Cownose rays are just one of the species that visitors can meet up close at the Aquarium’s Trust Family Foundation Shark and Ray Touch Tank. While the rays in the exhibit seem pint-sized, cownose rays can grow up to five feet wide—which means that, for their well-being, we move them out of the exhibit once they exceed a certain size. But where do they go from there?  
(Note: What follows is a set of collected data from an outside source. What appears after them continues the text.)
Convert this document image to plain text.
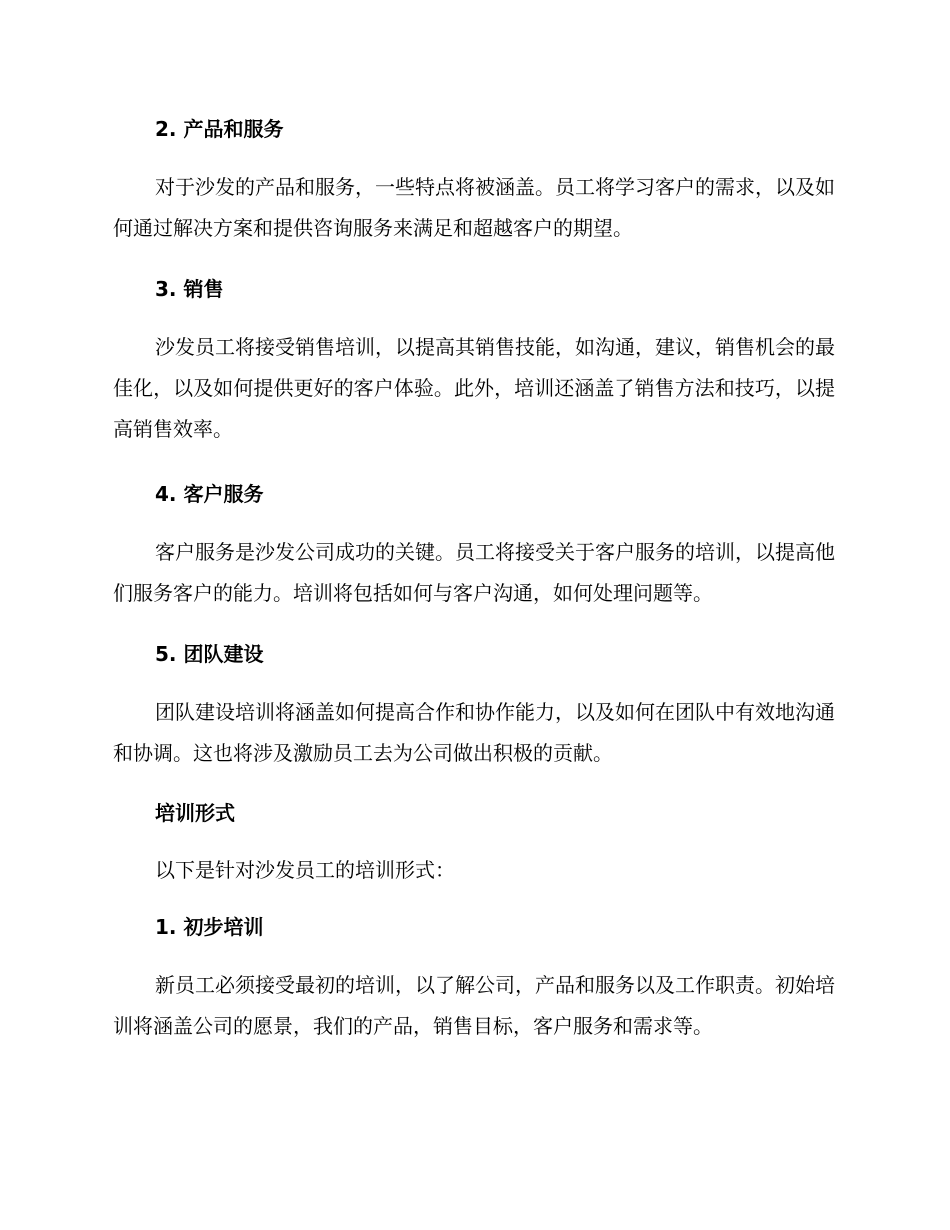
2. 产品和服务
对于沙发的产品和服务，一些特点将被涵盖。员工将学习客户的需求，以及如何通过解决方案和提供咨询服务来满足和超越客户的期望。
3. 销售
沙发员工将接受销售培训，以提高其销售技能，如沟通，建议，销售机会的最佳化，以及如何提供更好的客户体验。此外，培训还涵盖了销售方法和技巧，以提高销售效率。
4. 客户服务
客户服务是沙发公司成功的关键。员工将接受关于客户服务的培训，以提高他们服务客户的能力。培训将包括如何与客户沟通，如何处理问题等。
5. 团队建设
团队建设培训将涵盖如何提高合作和协作能力，以及如何在团队中有效地沟通和协调。这也将涉及激励员工去为公司做出积极的贡献。
培训形式
以下是针对沙发员工的培训形式：
1. 初步培训
新员工必须接受最初的培训，以了解公司，产品和服务以及工作职责。初始培训将涵盖公司的愿景，我们的产品，销售目标，客户服务和需求等。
Recently, our team transported six cownose rays to Landry’s Aquarium in Nashville from our Quincy Animal Care Center, where they were living in a larger tank as the move was being planned. The 1,200-mile trip took weeks of careful planning upfront and a team of six aquarists doing the traveling—plus many more behind the scenes. To get to Tennessee from Massachusetts, the rays were only on the road for 24 hours—but the journey had the team spread out across the country for four-and-half days from start to end. 

What made this transport different is that, unlike many other marine animals, the cownose rays can’t be safely shipped. “They’re too big, and they’re too active to go into a box,” said Manager Sarah Tempesta, who was part of the team that planned the trip. “That means we have to put them into a tank on a truck and drive them ourselves.”  

Four people outside the Quincy Animal Care Center waving as a yellow Penske truck pulls away.
The team waving farewell to the rays outside the Quincy Animal Care Center.

Making the trip

While the truck looked like a regular moving truck from the outside, inside it was anything but. A 1,000-gallon tank held the rays in the back of the truck, and the team set up special support systems throughout the cab to monitor and adjust water quality during the drive. A pump in the tank circulated water through a biological filter, as well as up to the passenger seat for sampling.   

The trip was split into three legs: Massachusetts to western New York, New York to Ohio, and Ohio to Tennessee. Senior Aquarist Rachel Moote traveled on the second section, driving out to New York to meet the the truck when it arrived. Senior Aquarist Audrey Santos, Manager Mike O’Neill, Manager Chris Doller, and Curator Barbara Bailey were the other team members who split up the three legs of driving. The route was carefully planned so the team could abide by Department of Transportation rules for truck drivers—no more than 11 hours of continuous driving and 10 hours off between driving shifts.  

Rachel rode in the passenger seat, managing the water systems, as fellow Senior Aquarist Chris Bauernfeind drove. Water quality tests happened every 30 minutes along the road. “We would test the dissolved oxygen, the pH, the ammonia, and then we’d adjust [the water chemistry],” Rachel said. “It was a very bumpy vehicle, so there did end up being soda ash everywhere.”  

But the systems in place ensured the team could keep a close eye on the rays throughout the trip; along with the water quality testing, a live camera feed meant the aquarists could check on their marine passengers without stopping the vehicle. “We make sure we have plenty of the chemicals we need for water quality,” said Sarah. They also packed extra parts for the tank setup, including plumbing and spare fuses and batteries. “Really, we have backup parts for everything,” she added.  


Aquarist Monika Schmuck preparing the tank in the back of the truck.


The cab setup for monitoring water quality throughout the trip. 

Smooth delivery to a new home

Luckily, the transport went well, thanks to the team’s careful planning. But, just in case, they contacted aquariums and zoos along the route ahead of time to ask about their capabilities for providing water changes, tanks, or storage for the rays in case of an emergency.  

“We’ve learned a lot from previous transports, and we have small improvements for the next,” Rachel said. “If we kept the cab a little more organized, it would’ve been perfect,” she laughed.  

Of course, the new home for the rays was chosen as carefully as the route. Association of Zoos and Aquariums (AZA)-accredited facilities are given first priority for animal transfers; institutions that are not AZA-accredited, like Landry’s Aquarium, go through a secondary screening process before being approved to receive animals. As part of that process, the team reviews the facility, and the receiving institution must fill out an application and provide references, Sarah said.  

With a larger tank, Landry’s Aquarium can provide a more sustainable long-term home for the rays—a successful outcome after months of prep. “It was really smooth sailing,” Sarah said. “The best it could’ve been.”  

A map of the trip from the Aquarium to Nashville, Tennessee.